Design and Development of the Compositional InfraRed Imaging Spectrometer (CIRIS) for Outer Planet and Primitive Body Missions

The CIRIS instrument is a Fourier Transform (FT) spectrometer that utilizes a constant-speed rotating refractor to alter the path length of incoming light beams, in place of the linear moving mirror used by traditional FT spectrometers. At any given instant, the path length difference is governed by angle of incidence of the beam onto the refractor, as Snell's law predicts the refraction angle. This design allows for a compact and robust device, and eliminates the need for a constantly accelerating/ decelerating mirror. This, along with the intrinsic radiation-hardness of an FT spectrometer, make the instrument ideal for spaceborne measurements from near-IR to thermal-IR wavelengths (1-12μm).
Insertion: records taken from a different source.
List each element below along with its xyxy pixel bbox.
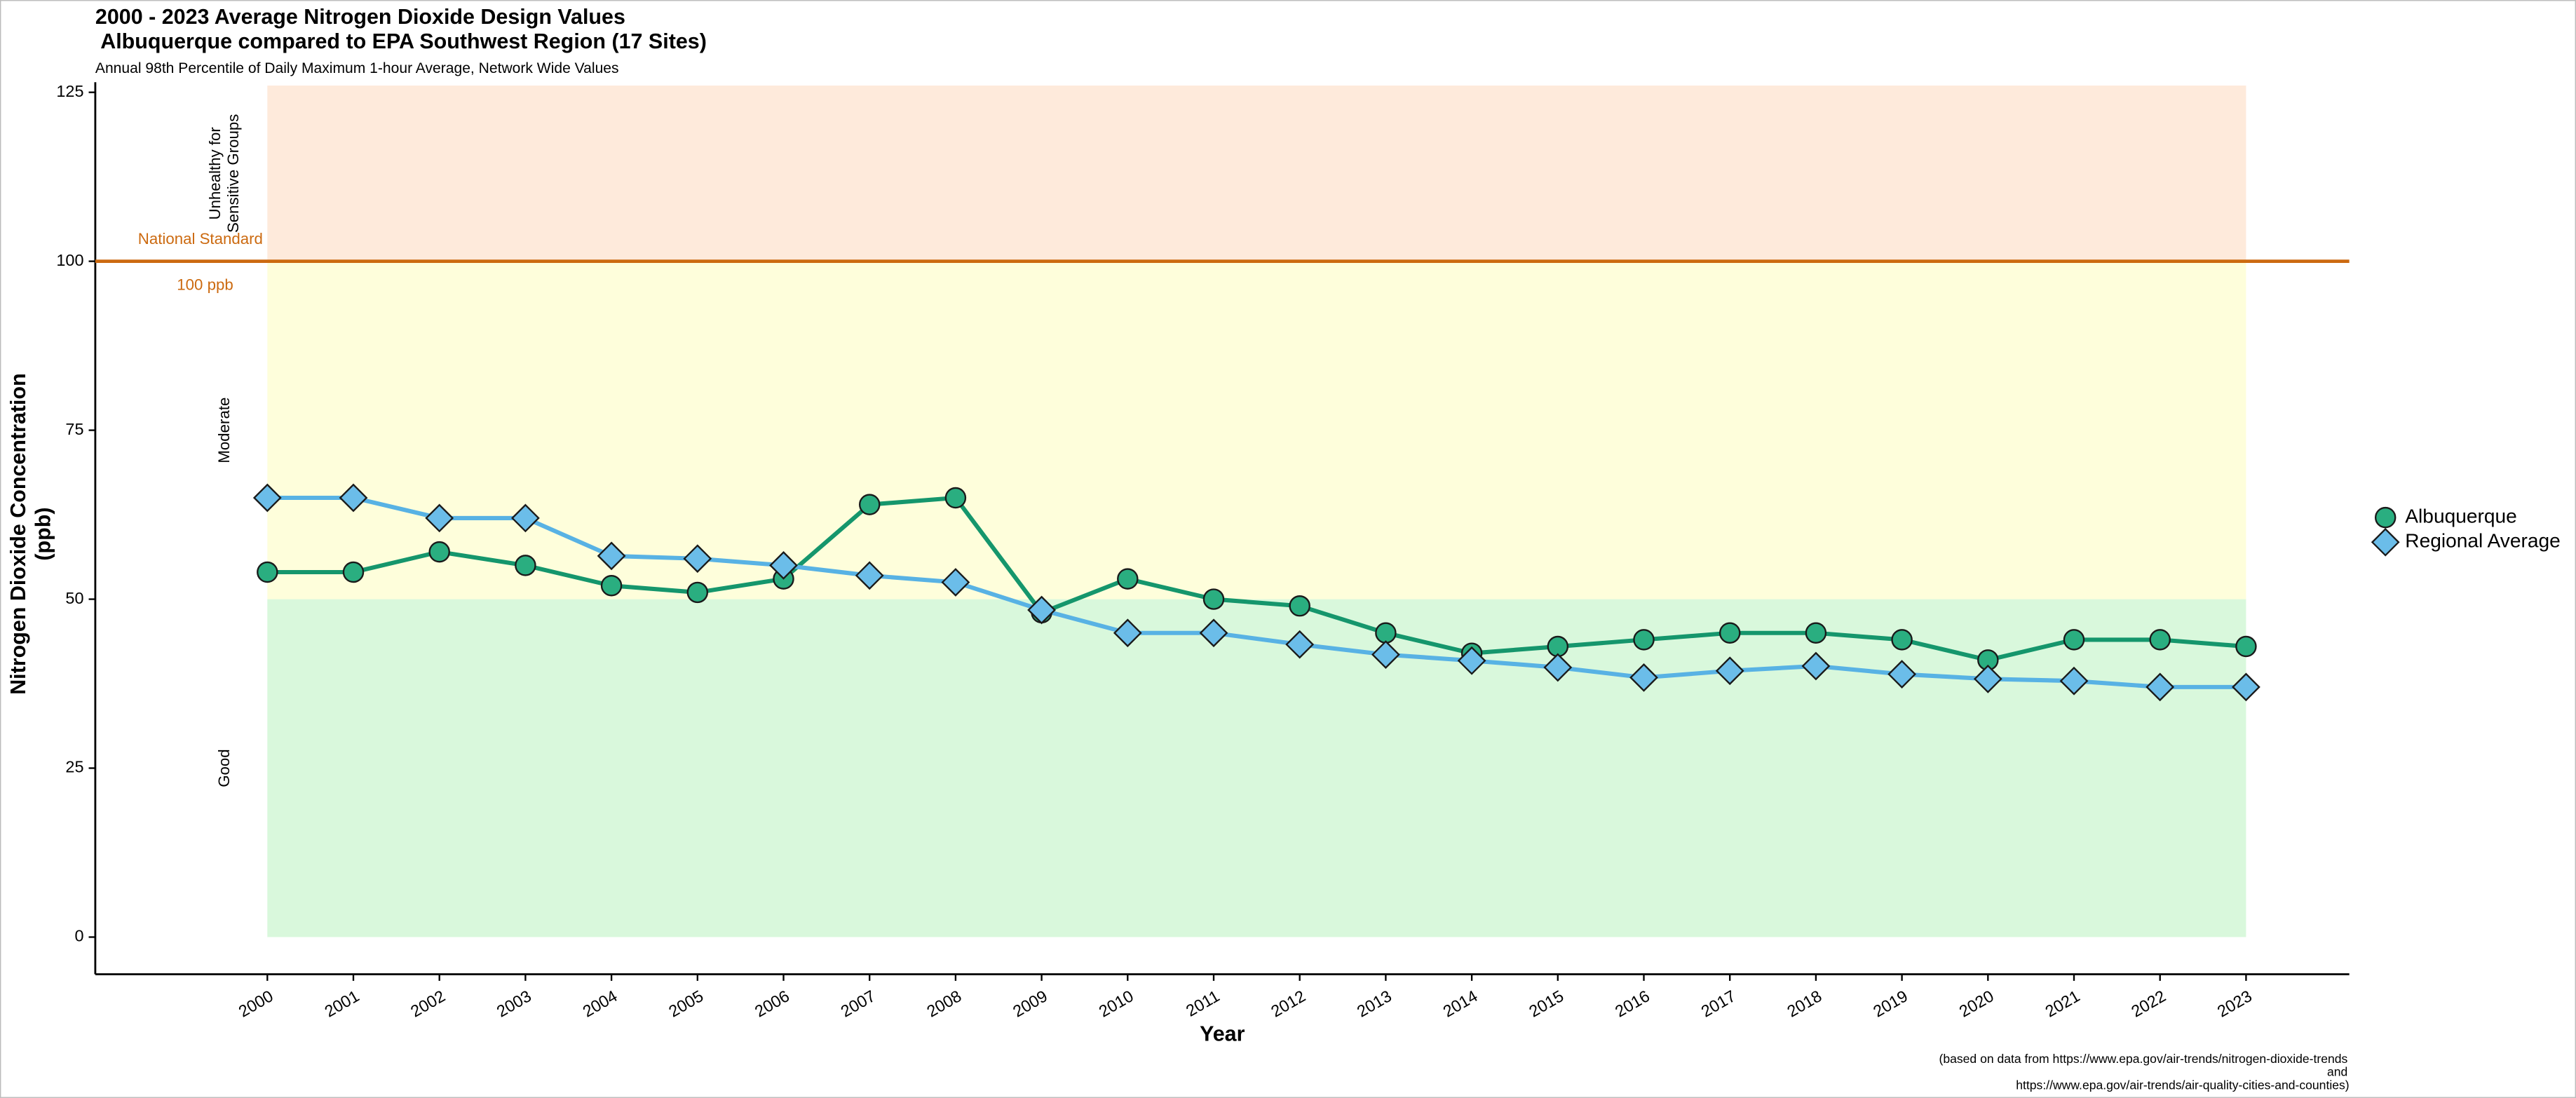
chart-title: 2000 - 2023 Average Nitrogen Dioxide Des… bbox=[95, 5, 625, 29]
point bbox=[511, 503, 540, 533]
point bbox=[1285, 630, 1315, 659]
point bbox=[1973, 664, 2002, 693]
y-tick-label: 25 bbox=[65, 758, 83, 776]
point bbox=[2149, 629, 2171, 651]
point bbox=[1801, 651, 1831, 681]
point bbox=[597, 541, 626, 571]
point bbox=[342, 561, 365, 583]
point bbox=[1202, 588, 1225, 610]
point bbox=[425, 503, 454, 533]
point bbox=[1719, 622, 1741, 644]
band-label-group: Unhealthy for bbox=[206, 127, 224, 220]
legend-marker bbox=[2371, 527, 2400, 557]
band-label-group: Moderate bbox=[215, 398, 233, 463]
point bbox=[1715, 656, 1744, 686]
aqi-band bbox=[267, 261, 2246, 599]
point bbox=[1457, 646, 1486, 675]
y-tick-label: 50 bbox=[65, 589, 83, 607]
point bbox=[1117, 568, 1139, 590]
point bbox=[855, 561, 884, 590]
point bbox=[1633, 629, 1655, 651]
legend-label: Albuquerque bbox=[2405, 506, 2516, 527]
point bbox=[683, 544, 712, 574]
series-line bbox=[267, 495, 2246, 689]
point bbox=[1887, 660, 1917, 689]
point bbox=[2235, 635, 2257, 658]
point bbox=[2145, 672, 2175, 702]
caption: (based on data from https://www.epa.gov/… bbox=[1939, 1052, 2348, 1066]
point bbox=[769, 550, 798, 580]
point bbox=[1375, 622, 1397, 644]
point bbox=[1199, 618, 1228, 648]
standard-label: National Standard bbox=[138, 230, 263, 248]
point bbox=[252, 483, 282, 513]
point bbox=[1891, 629, 1913, 651]
aqi-band bbox=[267, 86, 2246, 262]
point bbox=[1629, 663, 1658, 692]
legend-label: Regional Average bbox=[2405, 530, 2560, 552]
y-tick-label: 125 bbox=[56, 82, 83, 100]
aqi-band bbox=[267, 599, 2246, 937]
y-tick-label: 75 bbox=[65, 420, 83, 438]
point bbox=[2063, 629, 2085, 651]
legend-marker bbox=[2374, 506, 2397, 529]
y-axis-label: Nitrogen Dioxide Concentration bbox=[6, 373, 30, 695]
band-label: Unhealthy for bbox=[206, 127, 224, 220]
point bbox=[944, 487, 967, 509]
band-label: Moderate bbox=[215, 398, 233, 463]
band-label-group: Good bbox=[215, 749, 233, 787]
point bbox=[1113, 618, 1142, 648]
x-axis-label: Year bbox=[1200, 1022, 1245, 1045]
standard-value-label: 100 ppb bbox=[177, 276, 233, 294]
point bbox=[428, 541, 450, 563]
point bbox=[1289, 595, 1310, 617]
point bbox=[1543, 653, 1573, 682]
point bbox=[2232, 672, 2260, 702]
point bbox=[1371, 640, 1400, 670]
caption: and bbox=[2327, 1065, 2347, 1079]
point bbox=[515, 555, 536, 576]
band-label: Good bbox=[215, 749, 233, 787]
y-tick-label: 0 bbox=[74, 927, 83, 945]
point bbox=[2059, 666, 2089, 696]
caption: https://www.epa.gov/air-trends/air-quali… bbox=[2016, 1078, 2349, 1092]
point bbox=[257, 561, 278, 583]
series-line bbox=[267, 495, 2246, 663]
point bbox=[600, 575, 623, 597]
point bbox=[941, 568, 970, 597]
chart-title: Albuquerque compared to EPA Southwest Re… bbox=[95, 29, 707, 53]
point bbox=[858, 494, 881, 515]
y-tick-label: 100 bbox=[56, 251, 83, 269]
point bbox=[1805, 622, 1827, 644]
y-axis-label: (ppb) bbox=[31, 508, 55, 561]
point bbox=[686, 581, 709, 604]
band-label: Sensitive Groups bbox=[224, 114, 242, 233]
point bbox=[1027, 595, 1057, 625]
point bbox=[339, 483, 368, 513]
band-label-group: Sensitive Groups bbox=[224, 114, 242, 233]
chart-subtitle: Annual 98th Percentile of Daily Maximum … bbox=[95, 60, 619, 76]
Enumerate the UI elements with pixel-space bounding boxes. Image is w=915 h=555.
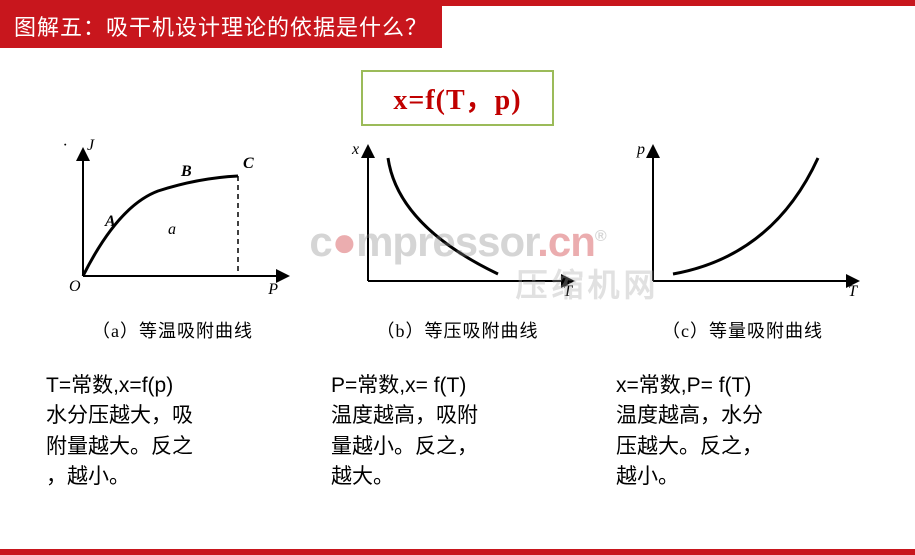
chart-a-origin: O [69, 278, 81, 295]
chart-a-xlabel: P [267, 281, 278, 298]
chart-c-svg: p T [613, 136, 873, 306]
chart-a: J · P O A B C a （a）等温吸附曲线 [30, 136, 315, 343]
chart-a-dot: · [63, 137, 67, 154]
chart-a-point-C: C [243, 155, 254, 172]
chart-b: x T （b）等压吸附曲线 [315, 136, 600, 343]
chart-b-caption: （b）等压吸附曲线 [315, 317, 600, 343]
chart-a-point-B: B [180, 163, 192, 180]
chart-c-curve [673, 158, 818, 274]
chart-b-curve [388, 158, 498, 274]
chart-c-xlabel: T [848, 283, 858, 300]
chart-c: p T （c）等量吸附曲线 [600, 136, 885, 343]
descriptions-row: T=常数,x=f(p) 水分压越大，吸 附量越大。反之 ，越小。 P=常数,x=… [0, 371, 915, 493]
chart-a-ylabel: J [87, 137, 95, 154]
main-formula: x=f(T，p) [361, 70, 553, 126]
desc-a: T=常数,x=f(p) 水分压越大，吸 附量越大。反之 ，越小。 [30, 371, 315, 493]
chart-b-ylabel: x [351, 141, 359, 158]
charts-row: c●mpressor.cn® 压缩机网 J · P O A B C a （a）等… [0, 136, 915, 343]
desc-b: P=常数,x= f(T) 温度越高，吸附 量越小。反之， 越大。 [315, 371, 600, 493]
chart-b-xlabel: T [563, 283, 573, 300]
desc-c: x=常数,P= f(T) 温度越高，水分 压越大。反之， 越小。 [600, 371, 885, 493]
chart-c-caption: （c）等量吸附曲线 [600, 317, 885, 343]
chart-a-svg: J · P O A B C a [43, 136, 303, 306]
chart-c-ylabel: p [636, 141, 645, 158]
chart-b-svg: x T [328, 136, 588, 306]
slide-title: 图解五：吸干机设计理论的依据是什么？ [0, 6, 442, 48]
chart-a-point-A: A [104, 213, 116, 230]
chart-a-caption: （a）等温吸附曲线 [30, 317, 315, 343]
chart-a-point-mid: a [168, 221, 176, 238]
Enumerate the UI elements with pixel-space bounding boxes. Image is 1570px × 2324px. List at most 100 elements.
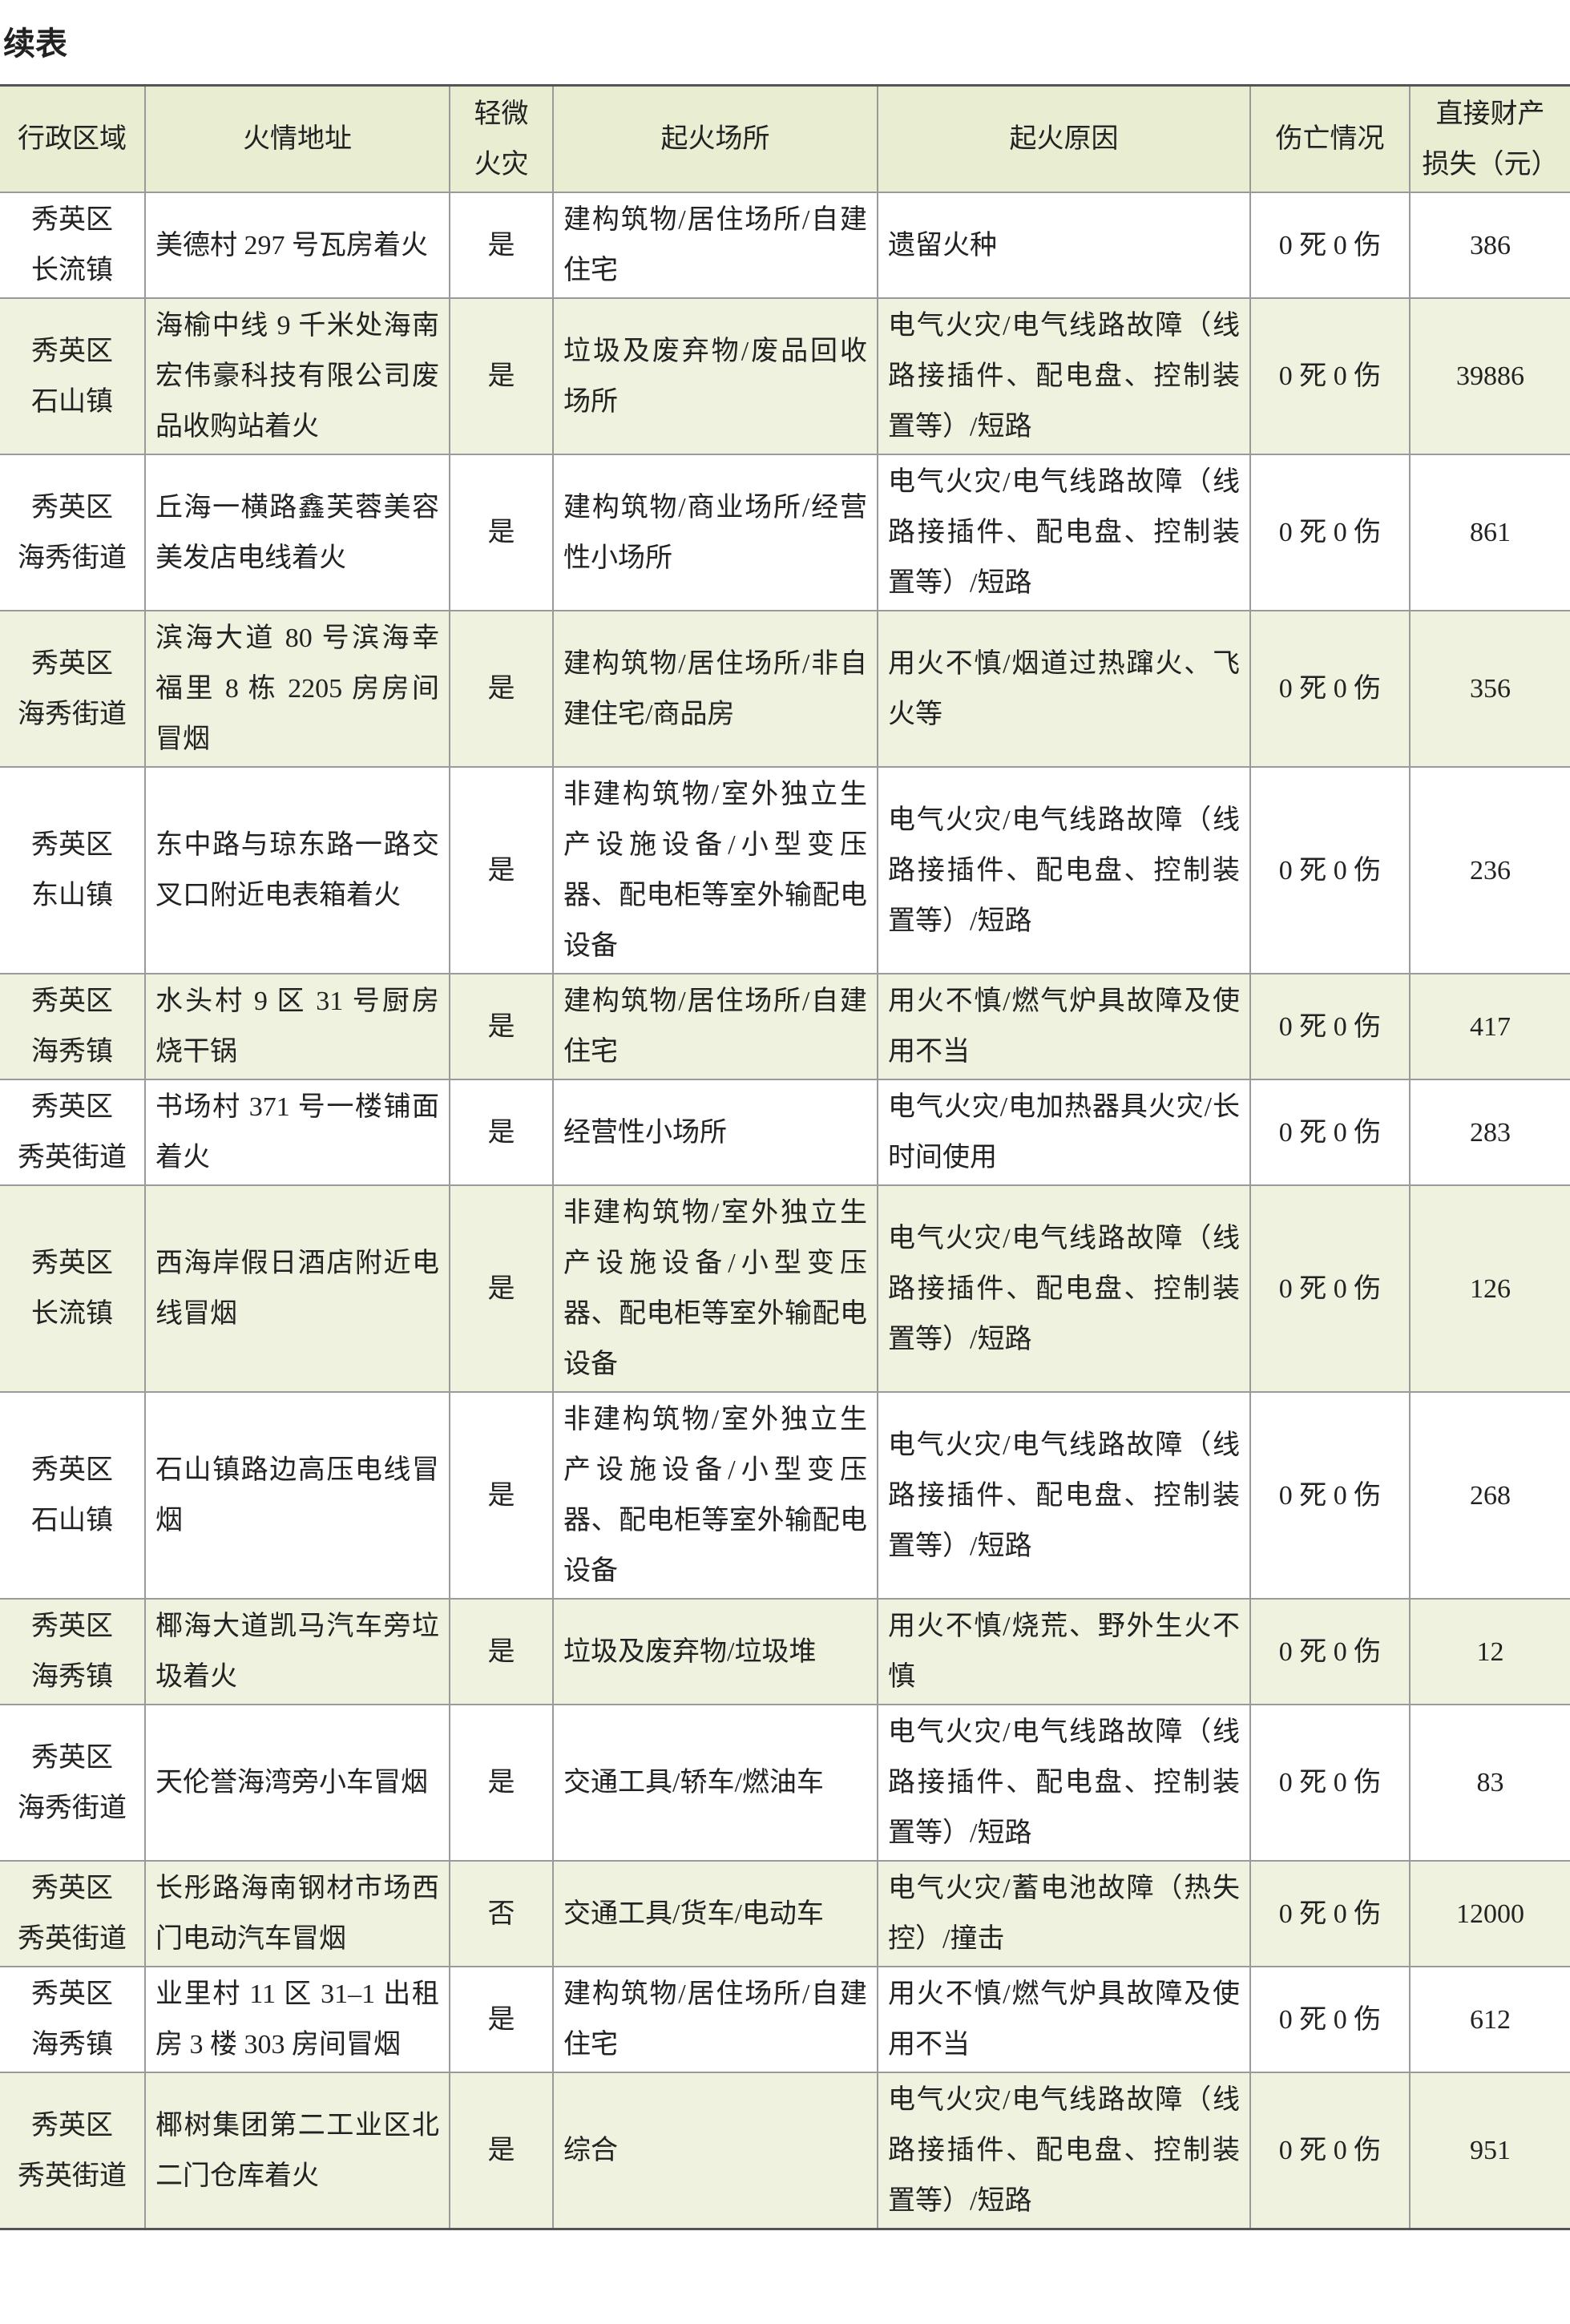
table-cell: 0 死 0 伤 [1249,1184,1411,1393]
table-row: 秀英区 海秀街道 丘海一横路鑫芙蓉美容美发店电线着火是建构筑物/商业场所/经营性小… [0,454,1570,611]
table-cell: 海榆中线 9 千米处海南宏伟豪科技有限公司废品收购站着火 [144,297,450,455]
table-cell: 是 [449,1704,554,1862]
table-cell: 秀英区 秀英街道 [0,1079,146,1186]
table-cell: 秀英区 海秀街道 [0,1704,146,1862]
table-cell: 建构筑物/商业场所/经营性小场所 [552,454,878,611]
header-row: 行政区域 火情地址 轻微 火灾 起火场所 起火原因 伤亡情况 直接财产 损失（元） [0,84,1570,193]
table-cell: 0 死 0 伤 [1249,1704,1411,1862]
table-row: 秀英区 石山镇 海榆中线 9 千米处海南宏伟豪科技有限公司废品收购站着火是垃圾及废… [0,297,1570,455]
table-cell: 0 死 0 伤 [1249,973,1411,1080]
table-cell: 0 死 0 伤 [1249,1391,1411,1600]
table-cell: 283 [1409,1079,1570,1186]
table-cell: 是 [449,1598,554,1705]
table-cell: 东中路与琼东路一路交叉口附近电表箱着火 [144,766,450,974]
table-row: 秀英区 秀英街道 书场村 371 号一楼铺面着火是经营性小场所 电气火灾/电加热器具… [0,1079,1570,1186]
table-cell: 电气火灾/蓄电池故障（热失控）/撞击 [877,1860,1251,1967]
table-cell: 电气火灾/电气线路故障（线路接插件、配电盘、控制装置等）/短路 [877,1184,1251,1393]
table-cell: 用火不慎/燃气炉具故障及使用不当 [877,1966,1251,2073]
table-row: 秀英区 海秀镇 业里村 11 区 31–1 出租房 3 楼 303 房间冒烟是建构… [0,1966,1570,2073]
fire-table: 行政区域 火情地址 轻微 火灾 起火场所 起火原因 伤亡情况 直接财产 损失（元） 秀英区 … [0,84,1570,2230]
table-cell: 垃圾及废弃物/垃圾堆 [552,1598,878,1705]
table-cell: 石山镇路边高压电线冒烟 [144,1391,450,1600]
table-cell: 0 死 0 伤 [1249,1966,1411,2073]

The refractive scanning design was developed and proven for terrestrial and airborne use by Designs & Prototypes, Ltd., under contracts with the US Army Edgewood Chemical and Biological Center (ECBC), and with CSIRO in Australia. Here we present the design for spaceflight applications, and results from laboratory testing and development. Testing efforts include the development of low-noise electronics, lab experiments on radiation noise immunity, and thermal/ vacuum testing of our spaceflight breadboard unit. The wavelength range and radiation hardness of this instrument can allow compositional analysis of many planetary and primitive body surfaces.